Credit Suisse is the next big bank blamed for large tax-evasion scheme
Healy Consultants Group PLC
11 April, 2017

Large banks continue to find themselves embroiled in tax evasion investigations. When the second largest bank, in a country's as important in the world of finance as Switzerland, comes under suspicion, you know there is significant underlying tax-optimization issue among investors.
Late March 2017, Credit Suisse was suspected of having more than 55,000 bank accounts linked to tax evasion, and this is not a small number. Despite Switzerland's attempts to prove itself as something more than offshore business destination in the hearth of Europe, tax authorities continue to investigate the country and find personal and corporate accounts which remain undeclared.
Estimated tax losses amount to millions of euro for the Union.

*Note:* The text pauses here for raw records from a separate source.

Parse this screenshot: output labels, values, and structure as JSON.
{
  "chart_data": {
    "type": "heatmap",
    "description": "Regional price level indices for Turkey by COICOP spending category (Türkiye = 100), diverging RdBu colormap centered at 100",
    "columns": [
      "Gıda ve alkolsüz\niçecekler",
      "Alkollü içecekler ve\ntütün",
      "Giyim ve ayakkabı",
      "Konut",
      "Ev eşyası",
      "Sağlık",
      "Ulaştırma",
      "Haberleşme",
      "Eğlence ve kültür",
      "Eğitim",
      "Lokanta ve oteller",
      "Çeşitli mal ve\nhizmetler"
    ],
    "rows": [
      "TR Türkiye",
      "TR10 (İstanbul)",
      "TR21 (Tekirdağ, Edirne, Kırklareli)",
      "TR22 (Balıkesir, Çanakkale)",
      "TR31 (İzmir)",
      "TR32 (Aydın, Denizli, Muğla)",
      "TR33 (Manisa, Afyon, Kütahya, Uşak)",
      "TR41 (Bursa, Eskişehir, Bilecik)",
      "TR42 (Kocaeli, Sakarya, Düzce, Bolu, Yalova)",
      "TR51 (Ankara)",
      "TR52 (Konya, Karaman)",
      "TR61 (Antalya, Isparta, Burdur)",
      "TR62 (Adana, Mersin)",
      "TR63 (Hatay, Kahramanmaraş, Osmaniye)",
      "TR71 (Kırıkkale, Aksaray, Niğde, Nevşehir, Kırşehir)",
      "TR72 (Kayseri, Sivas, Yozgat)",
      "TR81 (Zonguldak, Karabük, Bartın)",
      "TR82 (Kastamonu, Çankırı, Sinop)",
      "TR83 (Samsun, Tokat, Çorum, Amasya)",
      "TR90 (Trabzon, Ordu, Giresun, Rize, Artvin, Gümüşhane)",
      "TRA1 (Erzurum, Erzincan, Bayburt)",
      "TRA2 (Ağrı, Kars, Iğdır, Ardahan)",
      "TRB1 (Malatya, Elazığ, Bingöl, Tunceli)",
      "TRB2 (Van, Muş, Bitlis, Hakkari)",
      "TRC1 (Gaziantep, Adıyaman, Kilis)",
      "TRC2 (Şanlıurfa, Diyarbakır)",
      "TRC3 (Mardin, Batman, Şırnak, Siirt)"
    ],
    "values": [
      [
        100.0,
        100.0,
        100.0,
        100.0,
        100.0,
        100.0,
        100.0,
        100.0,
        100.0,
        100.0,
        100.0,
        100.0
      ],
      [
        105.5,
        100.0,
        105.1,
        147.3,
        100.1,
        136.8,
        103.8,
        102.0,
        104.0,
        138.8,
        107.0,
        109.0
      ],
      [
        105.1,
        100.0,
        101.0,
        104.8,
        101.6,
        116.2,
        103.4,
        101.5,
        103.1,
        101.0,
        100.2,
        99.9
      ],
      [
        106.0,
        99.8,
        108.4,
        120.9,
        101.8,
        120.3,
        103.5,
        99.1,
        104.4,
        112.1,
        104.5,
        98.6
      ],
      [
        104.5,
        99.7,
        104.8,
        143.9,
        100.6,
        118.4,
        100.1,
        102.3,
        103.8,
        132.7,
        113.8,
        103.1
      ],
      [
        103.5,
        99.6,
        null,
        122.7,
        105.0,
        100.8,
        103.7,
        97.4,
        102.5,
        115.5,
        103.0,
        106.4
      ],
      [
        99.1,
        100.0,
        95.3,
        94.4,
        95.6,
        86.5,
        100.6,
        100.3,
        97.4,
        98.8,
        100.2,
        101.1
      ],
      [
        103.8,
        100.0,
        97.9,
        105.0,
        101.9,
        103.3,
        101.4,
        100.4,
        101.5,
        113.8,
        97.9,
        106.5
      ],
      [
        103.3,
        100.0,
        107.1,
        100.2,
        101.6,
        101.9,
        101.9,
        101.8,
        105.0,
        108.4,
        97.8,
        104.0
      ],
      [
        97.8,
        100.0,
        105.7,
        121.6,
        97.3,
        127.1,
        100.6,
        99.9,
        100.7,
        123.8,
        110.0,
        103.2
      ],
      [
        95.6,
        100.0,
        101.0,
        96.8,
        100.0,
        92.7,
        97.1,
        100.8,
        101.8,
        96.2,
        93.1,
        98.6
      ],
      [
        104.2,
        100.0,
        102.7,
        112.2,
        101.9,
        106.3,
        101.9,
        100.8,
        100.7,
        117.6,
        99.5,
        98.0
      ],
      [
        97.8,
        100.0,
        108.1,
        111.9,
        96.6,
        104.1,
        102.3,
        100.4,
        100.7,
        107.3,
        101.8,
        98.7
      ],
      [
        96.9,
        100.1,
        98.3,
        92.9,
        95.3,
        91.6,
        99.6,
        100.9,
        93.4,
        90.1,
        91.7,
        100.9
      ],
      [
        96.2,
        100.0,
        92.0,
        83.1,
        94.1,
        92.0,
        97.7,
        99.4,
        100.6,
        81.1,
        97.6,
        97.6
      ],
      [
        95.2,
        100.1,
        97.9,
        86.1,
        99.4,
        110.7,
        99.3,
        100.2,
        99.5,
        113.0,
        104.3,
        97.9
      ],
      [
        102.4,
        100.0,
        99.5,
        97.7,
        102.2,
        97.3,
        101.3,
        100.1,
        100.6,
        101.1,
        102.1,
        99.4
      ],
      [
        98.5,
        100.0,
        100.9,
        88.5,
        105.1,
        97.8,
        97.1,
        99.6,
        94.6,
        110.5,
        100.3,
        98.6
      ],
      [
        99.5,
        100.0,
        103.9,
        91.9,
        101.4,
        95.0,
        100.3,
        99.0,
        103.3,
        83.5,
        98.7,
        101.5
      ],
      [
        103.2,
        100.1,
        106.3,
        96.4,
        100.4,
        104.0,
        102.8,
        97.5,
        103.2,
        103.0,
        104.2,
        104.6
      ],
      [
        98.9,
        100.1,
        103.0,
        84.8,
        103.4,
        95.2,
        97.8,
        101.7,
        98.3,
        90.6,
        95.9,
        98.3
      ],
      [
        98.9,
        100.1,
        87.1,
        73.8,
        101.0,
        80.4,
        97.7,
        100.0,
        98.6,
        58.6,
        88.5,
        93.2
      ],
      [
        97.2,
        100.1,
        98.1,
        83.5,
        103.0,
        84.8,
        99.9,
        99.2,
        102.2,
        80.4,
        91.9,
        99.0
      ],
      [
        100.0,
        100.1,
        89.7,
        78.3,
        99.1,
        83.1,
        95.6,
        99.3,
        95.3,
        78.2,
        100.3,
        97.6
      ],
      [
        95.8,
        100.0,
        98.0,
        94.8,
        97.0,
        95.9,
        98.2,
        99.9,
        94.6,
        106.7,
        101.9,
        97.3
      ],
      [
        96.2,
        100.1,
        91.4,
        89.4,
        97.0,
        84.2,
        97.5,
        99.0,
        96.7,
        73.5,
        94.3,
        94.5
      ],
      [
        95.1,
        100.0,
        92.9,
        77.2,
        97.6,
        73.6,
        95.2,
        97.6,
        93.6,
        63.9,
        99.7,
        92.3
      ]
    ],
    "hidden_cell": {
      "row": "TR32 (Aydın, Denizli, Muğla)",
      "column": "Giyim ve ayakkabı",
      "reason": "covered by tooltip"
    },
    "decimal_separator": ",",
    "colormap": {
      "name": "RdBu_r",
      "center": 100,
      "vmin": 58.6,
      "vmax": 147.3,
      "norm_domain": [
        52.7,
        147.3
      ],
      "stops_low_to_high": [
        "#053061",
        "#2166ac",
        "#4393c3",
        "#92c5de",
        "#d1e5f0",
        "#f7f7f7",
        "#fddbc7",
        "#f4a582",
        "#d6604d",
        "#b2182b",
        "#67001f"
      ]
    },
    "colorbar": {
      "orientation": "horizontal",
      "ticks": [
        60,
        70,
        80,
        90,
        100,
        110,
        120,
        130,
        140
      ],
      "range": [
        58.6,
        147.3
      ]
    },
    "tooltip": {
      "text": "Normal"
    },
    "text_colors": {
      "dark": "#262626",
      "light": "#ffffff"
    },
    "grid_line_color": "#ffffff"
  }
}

This investigation involved raids of Credit Suisse offices in major financial centres in EU, including bank branches in Netherlands, UK and France. This puzzled the Swiss public ministry, as the same was excluded from the investigation and kept aside during the raids lead by the Dutch Government and tax authorities.
All this being said, Switzerland is a reputable country and important financial centre, globally. While there may be difficult corporate and personal bank accounts linked with tax evasion, Healy Consultants agrees that the majority of new businesses in Switzerland remain with high integrity and follow strictly local and regional tax regulations. Furthermore, Swiss banks increase their compliance and global AML regulations to fit global trends in minimizing tax evasion and undeclared income schemes.